Muslim residents packing city hall erupted in cheers after the council’s unanimous vote, and on Hamtramck’s social media pages, the taunting has been relentless: “Fagless City”, read one post, emphasized with emojis of a bicep flexing.
…….
“There’s a sense of betrayal,” said the former Hamtramck mayor Karen Majewski, who is Polish American. “We supported you when you were threatened, and now our rights are threatened, and you’re the one doing the threatening.”

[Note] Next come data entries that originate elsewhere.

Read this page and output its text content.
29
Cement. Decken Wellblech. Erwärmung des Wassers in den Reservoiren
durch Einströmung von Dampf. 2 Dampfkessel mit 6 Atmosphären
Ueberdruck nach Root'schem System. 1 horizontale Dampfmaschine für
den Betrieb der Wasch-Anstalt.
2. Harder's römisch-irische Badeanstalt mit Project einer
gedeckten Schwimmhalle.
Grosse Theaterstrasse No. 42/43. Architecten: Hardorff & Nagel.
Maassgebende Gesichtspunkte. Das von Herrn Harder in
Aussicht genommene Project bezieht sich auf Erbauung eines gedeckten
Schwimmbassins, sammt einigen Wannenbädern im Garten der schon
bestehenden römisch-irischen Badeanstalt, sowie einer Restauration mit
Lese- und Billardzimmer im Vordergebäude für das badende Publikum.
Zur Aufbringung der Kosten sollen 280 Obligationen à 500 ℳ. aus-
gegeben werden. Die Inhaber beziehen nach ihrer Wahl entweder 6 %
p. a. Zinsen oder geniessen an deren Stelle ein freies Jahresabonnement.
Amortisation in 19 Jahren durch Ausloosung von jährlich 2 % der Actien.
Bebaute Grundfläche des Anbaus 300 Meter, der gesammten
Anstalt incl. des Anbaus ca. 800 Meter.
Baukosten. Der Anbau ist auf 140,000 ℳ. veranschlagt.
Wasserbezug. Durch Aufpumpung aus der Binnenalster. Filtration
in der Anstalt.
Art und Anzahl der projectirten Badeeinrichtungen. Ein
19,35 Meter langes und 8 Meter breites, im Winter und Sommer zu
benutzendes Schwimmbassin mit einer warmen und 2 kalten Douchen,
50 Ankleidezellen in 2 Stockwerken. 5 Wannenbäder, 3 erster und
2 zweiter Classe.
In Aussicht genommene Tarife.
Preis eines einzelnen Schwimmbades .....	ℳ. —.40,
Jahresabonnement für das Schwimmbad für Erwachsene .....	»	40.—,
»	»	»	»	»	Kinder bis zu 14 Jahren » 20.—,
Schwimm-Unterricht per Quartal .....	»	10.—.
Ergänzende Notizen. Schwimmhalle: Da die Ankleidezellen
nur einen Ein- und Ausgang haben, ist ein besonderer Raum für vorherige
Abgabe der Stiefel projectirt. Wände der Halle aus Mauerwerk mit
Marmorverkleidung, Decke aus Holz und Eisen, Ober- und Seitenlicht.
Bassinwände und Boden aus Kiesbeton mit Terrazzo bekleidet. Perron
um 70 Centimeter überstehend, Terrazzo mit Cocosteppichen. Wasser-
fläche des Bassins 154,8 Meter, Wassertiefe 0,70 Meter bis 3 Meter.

Welcome to politics 101, Karen.
While justly lambasted today, conservatives in times past often talked about the “natural conservatism” of many minority groups. They expressed how Muslims had more traditional family structures and moral codes, explicitly rejecting many aspects of modernity. On paper, they had a point. Muslims are patriarchal and traditional, with many of their social mores much more in line with traditional Americana than modern hedonism. Reality is more messy than paper though, and they vote with progressives for reasons other than ideology. They see the democratic party as a counter to the still powerful bloc of the white, Christian majority as well a method of resource extraction from the majority for their minority group. The fact that feminism and LGBT ideology is anathema in their culture is met with a shrug. That only applies to white people. The progressive coalition extracts resources for them but are unwilling to demand anything but their votes in return. It’s a good deal.
To get a glimpse of how this looks, we can use a somewhat outlandish hypothetical. Imagine if, somehow, progressives treated traditional Catholics with a sort of divine awe. They give hundreds of millions in funding to Catholic covenant communities of dubious legality after they somehow manage to drive every other religious group out of the area. They even get promised their own federal representative in the Democratic machine.
The other evangelical communities are justifiably outraged at the TLM Catholics getting these sort of carve-outs and want them forced to play by the rules everyone else has to. Say you are a TLM Catholic in this area. The progressive coalition is antithetical to all the Catholic’s values, but they are giving you resources and power in return for a vote. They look the other way at your way of life being antithetical to their public pieties. On paper, looking only at the party platform, it makes no sense to vote for them. Looking at the wider political realities, it does. You can argue about the morality of such a coalition, but you can’t argue against its effectiveness.
Karen Majewski made the mistake of assuming a vote meant compliance with wider party norms instead of a shrewd political calculation.